Ne acıdır ki yaşadıkları toplumlarda var olabilme çabasıyla ve elbette bin bir güçlükle kat edilen eğitim sürecinin, içimizden yarattığımız canavarlarca yok sayılmasına kadar işin gitmesi.
Oysa öyle meşakkatli bir süreç ki yürünen yol. Kutsal kitabın o ilk emri var ya hani “oku” diyen onu da yok sayıyor cehaletin gücü.
Gayret gösterenleri, nefesini gerçekten olumlu yönde tüketenleri tenzih ederek söylemek lazım gelse de, yine de bir gariplik var bu işte.
Eğitim alırken şahsiyetleri mi zayıflıyor insanların yahut şahsiyetli olmanın eğitimi yok mu?
İşinin ehli sayılan akademinin kalburüstü ehliyetli bilirkişileri, koltuk mesaisinde ekranlarda arzı endam ediyorlar etmesine de, ne kamuoyunda, ne de yetki verilenlerin nazarında değer bulmuyor söyledikleri.
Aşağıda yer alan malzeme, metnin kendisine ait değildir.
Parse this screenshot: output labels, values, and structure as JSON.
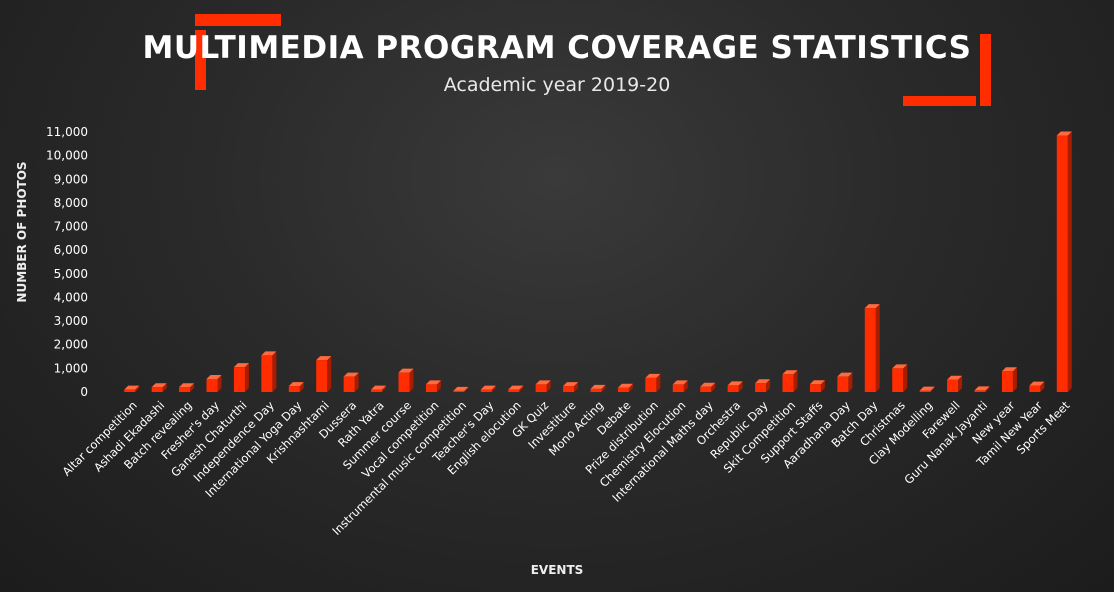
{
  "chart_data": {
    "type": "bar",
    "title": "MULTIMEDIA PROGRAM COVERAGE STATISTICS",
    "subtitle": "Academic year 2019-20",
    "xlabel": "EVENTS",
    "ylabel": "NUMBER OF PHOTOS",
    "ylim": [
      0,
      11000
    ],
    "yticks": [
      0,
      1000,
      2000,
      3000,
      4000,
      5000,
      6000,
      7000,
      8000,
      9000,
      10000,
      11000
    ],
    "ytick_labels": [
      "0",
      "1,000",
      "2,000",
      "3,000",
      "4,000",
      "5,000",
      "6,000",
      "7,000",
      "8,000",
      "9,000",
      "10,000",
      "11,000"
    ],
    "grid": false,
    "bar_color": "#ff2d00",
    "categories": [
      "Altar competition",
      "Ashadi Ekadashi",
      "Batch revealing",
      "Fresher's day",
      "Ganesh Chaturthi",
      "Independence Day",
      "International Yoga Day",
      "Krishnashtami",
      "Dussera",
      "Rath Yatra",
      "Summer course",
      "Vocal competition",
      "Instrumental music competition",
      "Teacher's Day",
      "English elocution",
      "GK Quiz",
      "Investiture",
      "Mono Acting",
      "Debate",
      "Prize distribution",
      "Chemistry Elocution",
      "International Maths day",
      "Orchestra",
      "Republic Day",
      "Skit Competition",
      "Support Staffs",
      "Aaradhana Day",
      "Batch Day",
      "Christmas",
      "Clay Modelling",
      "Farewell",
      "Guru Nanak Jayanti",
      "New year",
      "Tamil New Year",
      "Sports Meet"
    ],
    "values": [
      100,
      200,
      200,
      550,
      1050,
      1550,
      250,
      1350,
      650,
      100,
      820,
      320,
      50,
      100,
      100,
      320,
      250,
      130,
      180,
      600,
      320,
      220,
      280,
      370,
      750,
      330,
      650,
      3550,
      1000,
      60,
      520,
      70,
      880,
      270,
      10850
    ]
  },
  "colors": {
    "accent": "#ff2d00",
    "background": "#2a2a2a",
    "text": "#ffffff"
  }
}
Dolayısıyla durum tespitinde nefes tüketmeleri reyting arasında da buharlaşıp gidiyor.
Vatana değil de kanallara hizmet ediyorlar gibi bir algı doğuyor inanın.
Atalarımızın söylediği şu söz nasılda durumu özetliyor: Davulcu osuruğu kadar hükmü yok derlerdi değersiz gördükleri kişilerin sözlerine.
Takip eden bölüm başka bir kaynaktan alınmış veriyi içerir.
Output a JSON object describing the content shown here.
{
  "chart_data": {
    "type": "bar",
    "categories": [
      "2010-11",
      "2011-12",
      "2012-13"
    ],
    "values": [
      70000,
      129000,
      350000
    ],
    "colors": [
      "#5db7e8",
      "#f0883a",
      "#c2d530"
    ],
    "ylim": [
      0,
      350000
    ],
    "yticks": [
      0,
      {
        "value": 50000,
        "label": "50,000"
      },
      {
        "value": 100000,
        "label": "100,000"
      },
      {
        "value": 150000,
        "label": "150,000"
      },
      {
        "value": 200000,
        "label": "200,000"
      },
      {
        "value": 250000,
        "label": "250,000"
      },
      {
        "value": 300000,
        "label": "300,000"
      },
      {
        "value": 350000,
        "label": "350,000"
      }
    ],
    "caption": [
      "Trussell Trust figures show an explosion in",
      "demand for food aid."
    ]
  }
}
Karşısındakini değersizleştirmek hatta onu yok saymak için kullanılan bu söz, galiba günümüzde de rağbet görüyor ne dersiniz?
Toplumsal baskının katmanlarında kendi payına düşeni alanların yanında bir de özgüven patlamasıyla naralar atanlar var ya hani, işte bütün sinir uçlarına sirayet eden iç savaşlar çıkarıyorlar bünyede.
Nasıl ki kurgulanarak rotası çiziliyorsa geleceğin, işte bu yaşamsal döngüden geçiş yapan biz canlılarda bu kurguya tam da istenildiği gibi uyum sağlıyoruz.
Başımızda cehennem zebanilerinden çok daha acımasızları nöbet tutuyor.
Dünyanın içindeki adaletsizliğe, eşitsizliğe dolambaçlı yollardan vurgular yapıyoruz güya.
Bunu bir de vaktinde yapabilmeyi becerebilseydik, bu denli acımasız süreçlere gebe kalmazdı kim bilir dünya.
Kendini diğerlerinden daha cesaretli sananlar ipi göğüslüyor kısacası. Olanlar değil bakın, sananlar yapıyor bu işi.
Kendinin bir diğerinde daha akıllı, daha duyarlı, daha aydın olarak görenler ise cehaletin karanlığında, baskısında kaybolup gidiyor.
Yaşamak nefes alıp vermekten ibaret değil ki. Güzelliklerden nasiplenememek, bahşedilen akla sahip çıkamamak, yanlışa dur diyememek, hakkını savunamamak.
Bütün bunların bedelini erkenden ölerek ödüyoruz. İnsanın kalbi kanıyor yahu. Hiddetin, şiddetin yokluğun yoksunluğun elinde oyuncak ediyorlar ya, vallahi insanın kalbi kanıyor.